24 septembre 2018

COLLÈGES/LYCÉES

Implantation des enseignements de spécialité dans le cycle terminal : des choix étriqués pour les élèves, des postes supprimés pour les enseignants

Le ministère a publié le 5 Septembre 2018 la note de service relative à l’implantation des enseignements de spécialité dans le cycle terminal du lycée. Cette note de service classe les enseignements de spécialités en deux catégories : les « classiques » et les « rares ».

Les enseignements de spécialité « classiques » (humanités, littérature et philosophie ; langues, littératures et cultures étrangères ; histoire géographie, géopolitique et sciences politiques ; sciences économiques et sociales ; mathématiques ; physique-chimie ; sciences de la vie et de la Terre) devront être accessibles dans un « périmètre raisonnable », ce qui sous-entend que ces enseignements ne seront pas proposés dans tous les lycées mais uniquement à l’échelle du bassin d’établissements. Il est d’ailleurs indiqué que certains enseignements pourront être mutualisés entre deux lycées et qu’ « un élève peut suivre une partie des enseignements dans un établissement autre que celui dans lequel il est inscrit ».

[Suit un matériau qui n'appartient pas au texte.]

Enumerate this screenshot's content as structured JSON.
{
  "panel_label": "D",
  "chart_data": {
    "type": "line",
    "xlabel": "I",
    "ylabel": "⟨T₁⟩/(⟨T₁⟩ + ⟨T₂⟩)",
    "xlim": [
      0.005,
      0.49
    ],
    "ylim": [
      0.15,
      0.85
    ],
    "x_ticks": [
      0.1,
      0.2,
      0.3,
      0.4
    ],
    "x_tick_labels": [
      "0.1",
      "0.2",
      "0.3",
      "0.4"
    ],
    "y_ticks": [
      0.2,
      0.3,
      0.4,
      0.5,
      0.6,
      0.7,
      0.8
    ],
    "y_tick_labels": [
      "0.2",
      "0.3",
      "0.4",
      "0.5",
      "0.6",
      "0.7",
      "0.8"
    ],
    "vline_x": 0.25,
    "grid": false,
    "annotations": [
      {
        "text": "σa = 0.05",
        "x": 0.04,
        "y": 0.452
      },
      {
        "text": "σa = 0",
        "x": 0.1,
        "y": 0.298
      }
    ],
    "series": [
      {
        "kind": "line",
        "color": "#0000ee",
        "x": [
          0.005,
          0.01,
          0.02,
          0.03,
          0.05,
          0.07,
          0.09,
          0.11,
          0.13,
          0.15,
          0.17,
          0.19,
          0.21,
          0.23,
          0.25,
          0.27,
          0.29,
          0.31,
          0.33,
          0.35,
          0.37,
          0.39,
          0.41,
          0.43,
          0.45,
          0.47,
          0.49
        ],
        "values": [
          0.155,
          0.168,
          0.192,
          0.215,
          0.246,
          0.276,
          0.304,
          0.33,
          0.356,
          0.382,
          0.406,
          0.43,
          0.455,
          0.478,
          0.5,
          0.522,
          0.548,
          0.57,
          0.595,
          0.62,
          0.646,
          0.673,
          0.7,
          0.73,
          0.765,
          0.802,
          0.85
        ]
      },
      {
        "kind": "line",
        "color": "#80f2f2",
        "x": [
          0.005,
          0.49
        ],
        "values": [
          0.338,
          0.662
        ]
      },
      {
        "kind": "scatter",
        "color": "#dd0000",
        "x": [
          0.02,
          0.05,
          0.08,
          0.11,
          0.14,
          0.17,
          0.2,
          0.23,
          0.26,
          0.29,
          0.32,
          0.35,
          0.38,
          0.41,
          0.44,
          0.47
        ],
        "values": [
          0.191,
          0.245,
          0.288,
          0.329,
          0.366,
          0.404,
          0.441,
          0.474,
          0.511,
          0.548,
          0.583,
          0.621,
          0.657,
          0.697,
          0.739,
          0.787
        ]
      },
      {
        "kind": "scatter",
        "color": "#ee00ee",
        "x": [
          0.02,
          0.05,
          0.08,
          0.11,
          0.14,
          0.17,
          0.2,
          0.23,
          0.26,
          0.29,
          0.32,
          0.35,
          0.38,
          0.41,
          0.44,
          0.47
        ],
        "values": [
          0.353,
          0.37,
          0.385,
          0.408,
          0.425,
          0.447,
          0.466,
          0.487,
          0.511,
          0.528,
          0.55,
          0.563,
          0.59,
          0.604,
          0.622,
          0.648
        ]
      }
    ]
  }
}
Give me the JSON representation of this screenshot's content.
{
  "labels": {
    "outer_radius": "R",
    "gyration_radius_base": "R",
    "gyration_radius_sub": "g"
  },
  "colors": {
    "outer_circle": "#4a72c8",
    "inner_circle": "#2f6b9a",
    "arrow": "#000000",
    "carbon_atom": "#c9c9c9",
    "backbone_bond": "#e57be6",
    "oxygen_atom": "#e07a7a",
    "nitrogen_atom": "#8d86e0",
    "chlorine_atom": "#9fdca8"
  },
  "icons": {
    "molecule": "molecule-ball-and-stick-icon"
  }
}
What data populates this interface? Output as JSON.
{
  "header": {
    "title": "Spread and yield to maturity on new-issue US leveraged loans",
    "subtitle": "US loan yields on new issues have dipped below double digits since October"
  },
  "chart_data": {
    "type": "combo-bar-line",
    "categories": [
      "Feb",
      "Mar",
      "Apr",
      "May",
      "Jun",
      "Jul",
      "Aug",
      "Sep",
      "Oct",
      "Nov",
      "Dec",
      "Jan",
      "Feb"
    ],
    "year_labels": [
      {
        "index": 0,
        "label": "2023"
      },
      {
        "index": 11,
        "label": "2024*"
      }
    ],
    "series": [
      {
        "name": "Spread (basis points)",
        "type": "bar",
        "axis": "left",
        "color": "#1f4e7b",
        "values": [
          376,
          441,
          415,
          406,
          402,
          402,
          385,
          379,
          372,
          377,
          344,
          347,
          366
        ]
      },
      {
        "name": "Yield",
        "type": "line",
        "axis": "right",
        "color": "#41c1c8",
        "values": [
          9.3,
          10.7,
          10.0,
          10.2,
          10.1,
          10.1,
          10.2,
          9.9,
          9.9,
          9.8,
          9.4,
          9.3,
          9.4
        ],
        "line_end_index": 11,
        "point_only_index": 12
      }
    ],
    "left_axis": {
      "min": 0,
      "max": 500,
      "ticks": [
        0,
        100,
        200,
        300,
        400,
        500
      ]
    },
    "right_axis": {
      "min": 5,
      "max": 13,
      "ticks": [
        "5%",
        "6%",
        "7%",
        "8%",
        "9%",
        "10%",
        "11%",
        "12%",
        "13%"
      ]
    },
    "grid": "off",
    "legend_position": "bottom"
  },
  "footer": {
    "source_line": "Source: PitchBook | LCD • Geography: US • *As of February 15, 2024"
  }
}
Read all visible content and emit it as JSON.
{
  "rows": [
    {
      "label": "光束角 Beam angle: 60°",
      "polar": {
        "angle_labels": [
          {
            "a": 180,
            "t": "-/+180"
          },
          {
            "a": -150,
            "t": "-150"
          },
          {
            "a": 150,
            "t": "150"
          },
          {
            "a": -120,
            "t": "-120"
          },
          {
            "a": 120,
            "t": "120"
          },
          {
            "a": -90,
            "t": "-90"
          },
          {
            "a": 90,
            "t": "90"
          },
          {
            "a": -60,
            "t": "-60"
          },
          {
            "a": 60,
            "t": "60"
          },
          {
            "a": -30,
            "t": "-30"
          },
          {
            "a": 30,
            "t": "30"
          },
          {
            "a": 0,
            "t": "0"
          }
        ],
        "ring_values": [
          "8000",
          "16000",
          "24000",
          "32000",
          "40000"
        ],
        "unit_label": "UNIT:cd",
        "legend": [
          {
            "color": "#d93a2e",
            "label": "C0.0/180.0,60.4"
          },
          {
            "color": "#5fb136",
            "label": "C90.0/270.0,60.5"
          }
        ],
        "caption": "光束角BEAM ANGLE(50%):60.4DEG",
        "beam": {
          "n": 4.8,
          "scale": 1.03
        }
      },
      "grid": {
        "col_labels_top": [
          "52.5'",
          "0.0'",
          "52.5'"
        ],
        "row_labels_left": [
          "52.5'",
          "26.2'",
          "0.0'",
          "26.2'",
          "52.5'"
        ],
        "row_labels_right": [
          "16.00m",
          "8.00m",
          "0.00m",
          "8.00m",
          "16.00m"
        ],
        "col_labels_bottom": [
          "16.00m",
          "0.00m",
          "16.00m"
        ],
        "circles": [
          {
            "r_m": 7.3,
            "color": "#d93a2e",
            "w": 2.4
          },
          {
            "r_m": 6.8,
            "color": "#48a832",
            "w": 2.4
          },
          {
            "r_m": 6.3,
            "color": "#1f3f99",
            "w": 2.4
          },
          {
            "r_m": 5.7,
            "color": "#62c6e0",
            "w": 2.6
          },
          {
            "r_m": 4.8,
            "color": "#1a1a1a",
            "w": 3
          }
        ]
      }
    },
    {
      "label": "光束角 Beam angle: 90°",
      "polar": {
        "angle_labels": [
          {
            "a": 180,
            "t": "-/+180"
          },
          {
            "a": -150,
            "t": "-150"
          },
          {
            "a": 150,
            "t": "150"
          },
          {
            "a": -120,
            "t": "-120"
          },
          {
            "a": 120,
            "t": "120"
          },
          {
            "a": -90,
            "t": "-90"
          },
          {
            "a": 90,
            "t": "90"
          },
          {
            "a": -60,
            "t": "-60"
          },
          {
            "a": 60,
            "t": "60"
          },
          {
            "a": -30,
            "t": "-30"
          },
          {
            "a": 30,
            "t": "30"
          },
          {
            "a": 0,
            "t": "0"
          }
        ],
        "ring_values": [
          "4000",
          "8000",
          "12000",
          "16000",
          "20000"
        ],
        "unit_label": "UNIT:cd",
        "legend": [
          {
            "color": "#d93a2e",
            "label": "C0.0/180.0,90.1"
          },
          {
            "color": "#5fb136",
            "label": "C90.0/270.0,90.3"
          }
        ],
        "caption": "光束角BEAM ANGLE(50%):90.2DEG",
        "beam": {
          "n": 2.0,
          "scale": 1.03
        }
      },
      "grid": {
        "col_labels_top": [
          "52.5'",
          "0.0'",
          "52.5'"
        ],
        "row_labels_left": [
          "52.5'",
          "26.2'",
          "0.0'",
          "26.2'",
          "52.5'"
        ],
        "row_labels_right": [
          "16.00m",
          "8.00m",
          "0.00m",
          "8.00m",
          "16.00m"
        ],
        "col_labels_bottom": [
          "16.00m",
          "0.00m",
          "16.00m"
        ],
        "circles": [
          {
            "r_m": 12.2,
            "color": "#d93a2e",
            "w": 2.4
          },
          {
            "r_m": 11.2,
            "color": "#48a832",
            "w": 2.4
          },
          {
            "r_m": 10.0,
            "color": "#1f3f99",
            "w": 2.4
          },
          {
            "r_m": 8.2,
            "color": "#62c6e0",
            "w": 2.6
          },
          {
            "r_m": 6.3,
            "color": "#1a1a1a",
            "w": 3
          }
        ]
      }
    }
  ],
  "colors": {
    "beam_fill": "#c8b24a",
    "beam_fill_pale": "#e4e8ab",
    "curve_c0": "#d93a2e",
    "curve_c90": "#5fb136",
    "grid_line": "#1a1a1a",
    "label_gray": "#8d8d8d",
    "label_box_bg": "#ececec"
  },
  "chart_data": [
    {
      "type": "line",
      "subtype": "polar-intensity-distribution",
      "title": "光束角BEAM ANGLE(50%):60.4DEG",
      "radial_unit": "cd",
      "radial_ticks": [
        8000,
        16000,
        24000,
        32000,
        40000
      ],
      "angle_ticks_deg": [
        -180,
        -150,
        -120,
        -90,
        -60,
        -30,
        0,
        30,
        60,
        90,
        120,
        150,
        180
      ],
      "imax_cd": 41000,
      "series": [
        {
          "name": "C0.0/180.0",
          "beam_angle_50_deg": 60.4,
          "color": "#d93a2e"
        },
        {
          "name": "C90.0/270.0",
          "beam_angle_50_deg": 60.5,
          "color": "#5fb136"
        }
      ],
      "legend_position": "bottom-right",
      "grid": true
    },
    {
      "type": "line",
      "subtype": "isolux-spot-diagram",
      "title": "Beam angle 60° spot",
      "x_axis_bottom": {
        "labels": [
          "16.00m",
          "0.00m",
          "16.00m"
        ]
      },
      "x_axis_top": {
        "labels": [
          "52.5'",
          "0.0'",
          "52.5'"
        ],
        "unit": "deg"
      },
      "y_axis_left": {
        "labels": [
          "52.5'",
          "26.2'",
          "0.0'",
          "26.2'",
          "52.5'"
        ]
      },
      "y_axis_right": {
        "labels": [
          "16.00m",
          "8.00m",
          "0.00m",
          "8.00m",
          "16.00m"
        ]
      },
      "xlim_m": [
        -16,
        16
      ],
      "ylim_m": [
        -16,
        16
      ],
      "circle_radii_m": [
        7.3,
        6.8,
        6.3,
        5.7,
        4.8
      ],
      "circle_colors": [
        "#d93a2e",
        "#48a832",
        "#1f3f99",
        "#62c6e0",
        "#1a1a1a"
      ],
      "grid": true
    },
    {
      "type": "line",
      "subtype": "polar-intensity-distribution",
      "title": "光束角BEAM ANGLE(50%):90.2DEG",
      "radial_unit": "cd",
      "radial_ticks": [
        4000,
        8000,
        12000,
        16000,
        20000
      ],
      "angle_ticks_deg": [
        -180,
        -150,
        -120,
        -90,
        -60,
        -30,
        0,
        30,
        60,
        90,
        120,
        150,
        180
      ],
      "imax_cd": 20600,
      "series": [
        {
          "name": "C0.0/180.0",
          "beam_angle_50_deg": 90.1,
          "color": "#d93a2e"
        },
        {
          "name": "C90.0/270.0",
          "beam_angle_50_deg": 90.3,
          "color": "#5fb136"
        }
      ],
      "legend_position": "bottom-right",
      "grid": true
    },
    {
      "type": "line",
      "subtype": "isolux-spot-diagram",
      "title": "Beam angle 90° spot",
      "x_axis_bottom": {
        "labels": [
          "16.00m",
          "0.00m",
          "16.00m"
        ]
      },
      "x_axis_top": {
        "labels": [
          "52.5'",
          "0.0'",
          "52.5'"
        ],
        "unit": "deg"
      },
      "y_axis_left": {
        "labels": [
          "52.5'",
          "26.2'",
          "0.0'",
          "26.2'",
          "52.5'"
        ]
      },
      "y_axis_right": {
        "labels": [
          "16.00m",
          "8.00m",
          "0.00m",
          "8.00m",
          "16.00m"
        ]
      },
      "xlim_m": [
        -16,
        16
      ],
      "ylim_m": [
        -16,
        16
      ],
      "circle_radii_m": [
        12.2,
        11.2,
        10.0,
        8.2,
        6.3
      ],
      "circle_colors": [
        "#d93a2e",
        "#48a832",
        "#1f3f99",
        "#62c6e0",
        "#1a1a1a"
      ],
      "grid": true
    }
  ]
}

Les enseignements de spécialité « rares » (arts ; littérature et LCA ; numérique et sciences informatiques ; sciences de l’ingénieur) ne seront proposés qu’à l’échelle académique, voire nationale.

L’enseignement biologie – écologie ne sera implanté que dans les lycées agricoles.

La liberté de choix, argument utilisé par le ministre pour justifier la réforme, apparaît clairement pour ce qu’elle est, un leurre. Pour de nombreux élèves, le choix de leur enseignement de spécialité se limitera aux disciplines proposées dans leur établissement, à moins d’accepter des conditions d’études dégradées par un déplacement dans un autre lycée ce qui soulèvera de nombreux problèmes (d’emploi du temps, de transport, …). Quand aux élèves des établissements ruraux ou isolés, la seule solution proposée est de suivre certains enseignements à distance via le CNED.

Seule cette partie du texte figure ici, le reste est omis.